At home, I can't calm down. The silence is crushing me. It rings loudly in my ears. I sit down, turn on the TV, and try to relax. Everything seems like the wrong channel. I'm breathing heavily. I can't help but feel like it's my fault. It's not so flawed to think that, right? It's possible. Everything I touch ends up dying. I can never keep a fish or plant alive for more than a month. I always kill bugs outside or inside. I'm a little obsessed with killing germs. I drink so much for my size that I've probably killed all my gut bacteria. Oh wait, how long have we been living together, three weeks? How many weeks are in a month? If he were a plant I'd have killed him by now. Am I killing him? Killing him in ways that we both don't see?

The door slams open. It seems like the loudest thing I've ever heard. He comes in like nothing is wrong, greets me, and puts his bag down on the counter (even though he knows I hate it). He starts talking about something trivial, but my ears cant make sense of it. My mind is elsewhere. Then he notices me and he asks me what's wrong. I give a vague, non-committal answer. When he touches my shoulder I cringe away. Don't touch me, I'll kill you. I get up; he follows me. He's getting frustrated with me. I know he wants me to talk out my problems, but I can't tell him this. He eyes look more pleading than angry. I lock myself in my room and the evening goes on in silence. A little afraid to sleep again, I try to think happy thoughts as I fall asleep. I have the same dream, only when I pull out of the kiss I realize I've always been rotting. My flesh melts away and I am nothing but bone. I am death itself. I haven't killed him, but freed him of his earthly form. We can spend eternity together as two ageless souls.
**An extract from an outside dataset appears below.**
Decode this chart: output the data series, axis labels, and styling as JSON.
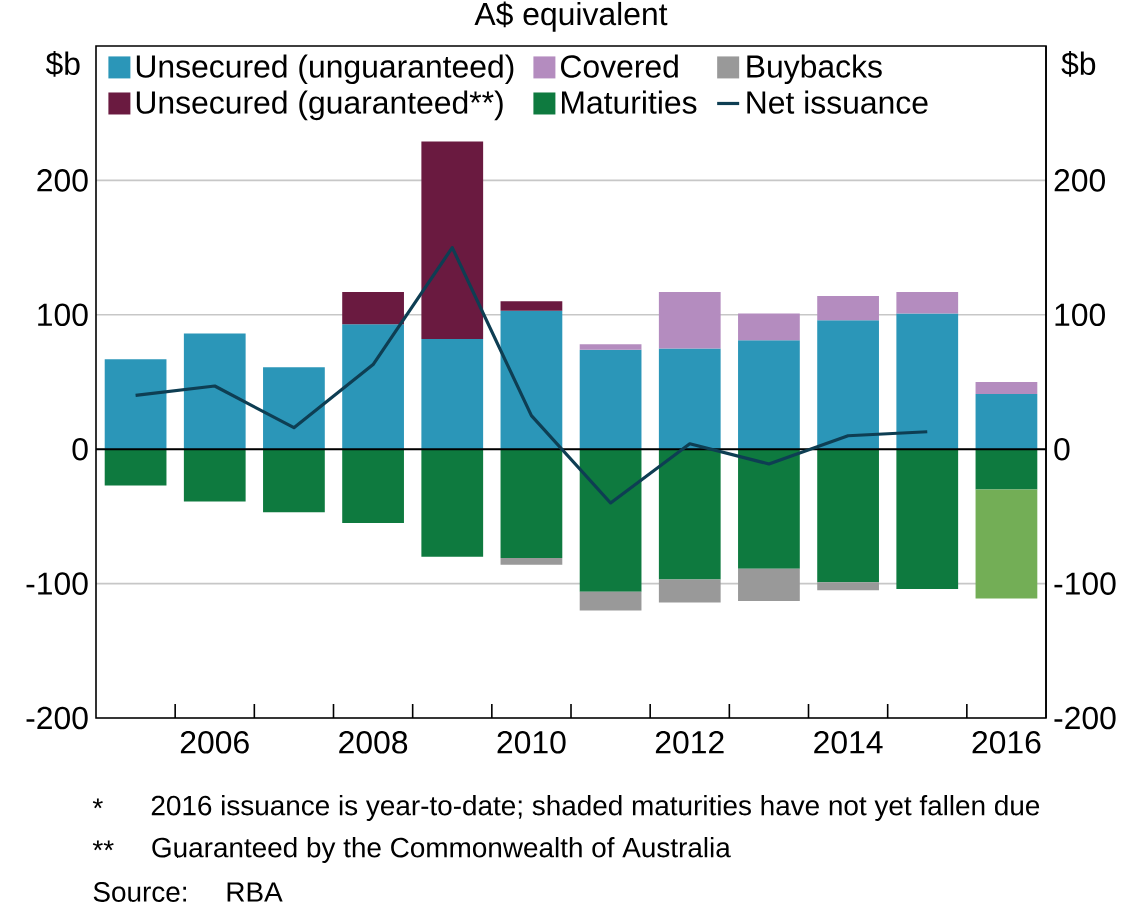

Opening the bedroom door, I silently walk to the couch where he's sleeping. His face is so beautiful in the dim lighting. I reach out my cold arms and embrace him. He starts to wake up. Locking eyes for a moment, I hold his head in my hands. I don't care if our relationship has no future. I don't care if I'm robing him of his youth. I will suck the life out of him until we both whither away. I lean my head toward his and meet his lips. That's right, kiss me. Hold me tightly as I drain you of your soul in this kiss, the kiss of death.